24 レッツスポーツ&ゲーム!

 そのスポーツ施設は、公園を出て国道沿いに十分程歩いた場所に建てられていた。一目見てわかったが、秋人の言っていた通り存在感が凄まじい。近付くにつれ、その規模の大きさをまじまじと実感させられた。これ程の巨体だというのに、何故自分は今の今まで名前さえ知らなかったのか。もしくは、実は何処かで噂程度でも耳にしたことがあって、それをすっかり忘れてしまったのか。どちらにせよ、俺のスポーツに対する興味の薄さが露呈されたことに違いはない。

 自動ドアで室内に入ってすぐ、心地良い冷気が俺たちを包んだ。「涼しい……!」とつい声を上げてしまった程だ。最高。ここに住みたい。いや何言ってんだ俺は。こんな具合で若干思考回路がおかしくなる程涼しい。

 右手には扉で仕切られたパチンココーナー、左手にはゲームセンターがある。スポーツ施設というより、本当にアミューズメント施設といった感じだ。ただ今日の目的は妹さんの特訓なので、ここはスルーし上の階へ……行くはずだったのだが。

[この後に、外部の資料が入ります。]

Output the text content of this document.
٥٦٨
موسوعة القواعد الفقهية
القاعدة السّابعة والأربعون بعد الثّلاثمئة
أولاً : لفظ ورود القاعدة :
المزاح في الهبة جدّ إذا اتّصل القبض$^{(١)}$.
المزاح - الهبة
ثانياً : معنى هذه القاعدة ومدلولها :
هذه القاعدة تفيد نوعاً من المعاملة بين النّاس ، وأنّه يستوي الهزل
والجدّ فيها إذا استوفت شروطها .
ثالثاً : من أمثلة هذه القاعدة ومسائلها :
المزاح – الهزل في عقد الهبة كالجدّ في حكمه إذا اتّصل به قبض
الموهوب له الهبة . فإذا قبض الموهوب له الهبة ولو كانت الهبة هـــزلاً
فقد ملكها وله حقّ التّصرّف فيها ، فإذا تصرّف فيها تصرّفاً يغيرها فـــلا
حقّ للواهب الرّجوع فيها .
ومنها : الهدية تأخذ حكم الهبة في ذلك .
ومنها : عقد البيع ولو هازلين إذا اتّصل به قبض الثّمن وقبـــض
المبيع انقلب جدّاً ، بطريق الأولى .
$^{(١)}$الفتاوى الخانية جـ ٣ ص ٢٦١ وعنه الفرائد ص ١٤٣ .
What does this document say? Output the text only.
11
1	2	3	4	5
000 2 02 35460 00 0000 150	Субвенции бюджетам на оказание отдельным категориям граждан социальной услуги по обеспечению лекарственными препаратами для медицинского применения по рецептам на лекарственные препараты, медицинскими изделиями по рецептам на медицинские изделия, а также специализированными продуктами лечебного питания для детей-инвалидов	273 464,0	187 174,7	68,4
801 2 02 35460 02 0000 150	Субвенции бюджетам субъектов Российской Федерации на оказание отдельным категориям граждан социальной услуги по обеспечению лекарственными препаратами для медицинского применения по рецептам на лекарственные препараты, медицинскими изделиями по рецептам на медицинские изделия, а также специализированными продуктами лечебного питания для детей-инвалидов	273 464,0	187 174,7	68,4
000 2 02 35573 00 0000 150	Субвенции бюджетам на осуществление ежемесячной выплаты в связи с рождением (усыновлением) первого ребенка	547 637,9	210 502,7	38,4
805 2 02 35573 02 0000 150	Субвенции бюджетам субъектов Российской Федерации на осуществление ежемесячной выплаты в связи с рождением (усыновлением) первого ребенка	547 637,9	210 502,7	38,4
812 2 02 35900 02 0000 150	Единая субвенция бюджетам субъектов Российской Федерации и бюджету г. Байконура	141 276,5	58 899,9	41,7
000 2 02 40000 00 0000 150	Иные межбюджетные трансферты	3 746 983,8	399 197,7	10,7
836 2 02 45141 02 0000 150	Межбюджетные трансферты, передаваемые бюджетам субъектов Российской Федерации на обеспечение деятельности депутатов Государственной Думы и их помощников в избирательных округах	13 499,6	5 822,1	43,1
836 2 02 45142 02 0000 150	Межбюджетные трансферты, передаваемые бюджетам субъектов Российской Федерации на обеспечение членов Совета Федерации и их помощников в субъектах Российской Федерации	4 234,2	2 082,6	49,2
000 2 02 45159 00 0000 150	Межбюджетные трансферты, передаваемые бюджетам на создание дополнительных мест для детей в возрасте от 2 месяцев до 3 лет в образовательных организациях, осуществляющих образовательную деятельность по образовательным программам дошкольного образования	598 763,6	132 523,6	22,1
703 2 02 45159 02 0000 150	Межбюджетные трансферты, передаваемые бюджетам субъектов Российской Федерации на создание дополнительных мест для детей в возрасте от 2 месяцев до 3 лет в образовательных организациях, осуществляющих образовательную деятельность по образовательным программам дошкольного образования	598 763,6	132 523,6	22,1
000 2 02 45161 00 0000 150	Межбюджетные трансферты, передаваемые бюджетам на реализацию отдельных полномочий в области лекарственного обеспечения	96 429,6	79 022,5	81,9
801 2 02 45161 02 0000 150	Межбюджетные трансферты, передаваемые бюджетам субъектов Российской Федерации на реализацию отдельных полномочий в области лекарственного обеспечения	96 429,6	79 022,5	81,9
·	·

「あーっ! あそこのクレーンゲームにあるぬいぐるみ……! 今すっごい欲しいやつ!」

 突然、ゲームセンター内のクレーンゲームを目にした小春が声を上げた。当然みんな反応し、小春の見つめている方向へ注目した。

 そこにあったのは、あるマスコットキャラクターのぬいぐるみだった。今、巷の流行には基本的に疎い俺でも知っているレベルの大人気を博しているキャラで、イベント等が開催されればチケットは即完売、ぬいぐるみ一つ買うことさえ一筋縄ではいかないのだとか。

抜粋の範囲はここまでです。